Gazi University, Technology Faculty, Department of Metallurgical and Material Engineering, Teknikokullar 06500 Ankara, Turkey
Gazi University, Institute of Sciences and Technology, Department of Electrical Education, Teknikokullar 06500 Ankara, Turkey
Gazi University, Technology Faculty, Department of Electrical and Electronics Engineering, Teknikokullar 06500 Ankara, Turkey
A new estimation study on the material features for the welding processes is reported. The method bases on the artificial neural network (ANN) for the estimation of material features after in the gas-metal arc welding process. Since the welding is a very common process in many engineering areas, this method would certainly assist the technicians and engineers to estimate the material features related to the welding parameters before any welding operation.
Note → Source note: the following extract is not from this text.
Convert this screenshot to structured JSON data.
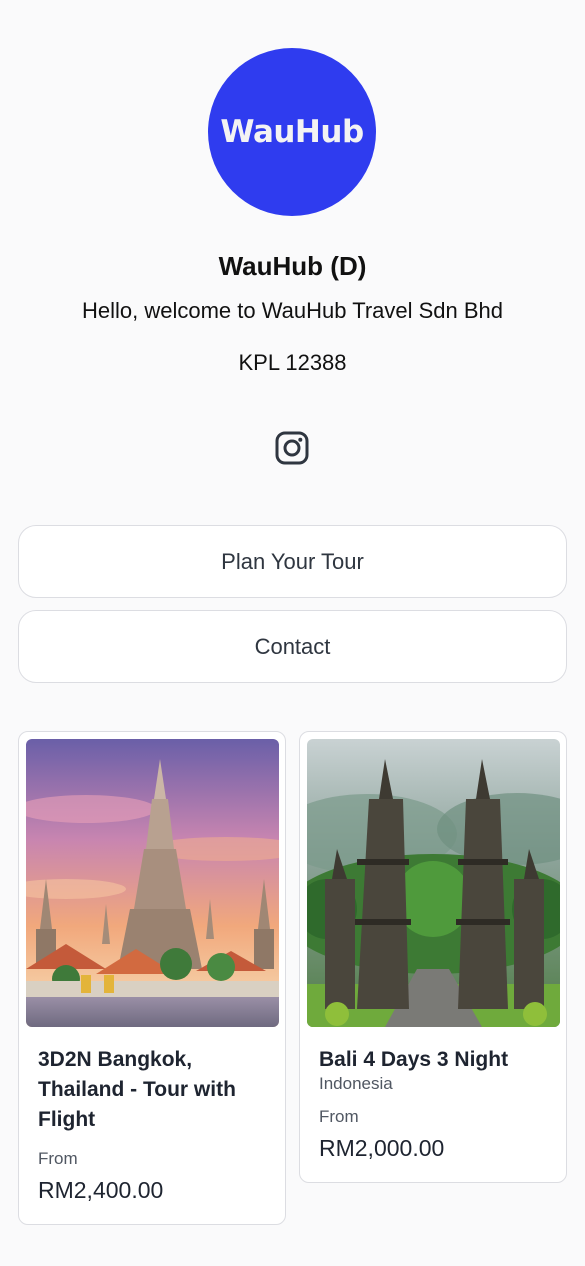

In the proposed method, the input parameters of welding are defined as various shielding gas mixtures of Ar, O2 and CO2. As the resulting feature, the estimation is made on the mechanical properties such as tensile strength, impact test, elongation and weld metal hardness following ANN. The controller is trained with the scaled conjugate gradient method. It is proven that some estimated values are consistent with the experimental data, whereas some others have relatively higher errors. Thus, this method can be used to estimate especially the yield strength and elongation values, when the shielding gas proportions are ascertained before the welding, thereby the method helps to ascertain the welding gas selection in a very short time for engineers and assists to decrease the welding costs.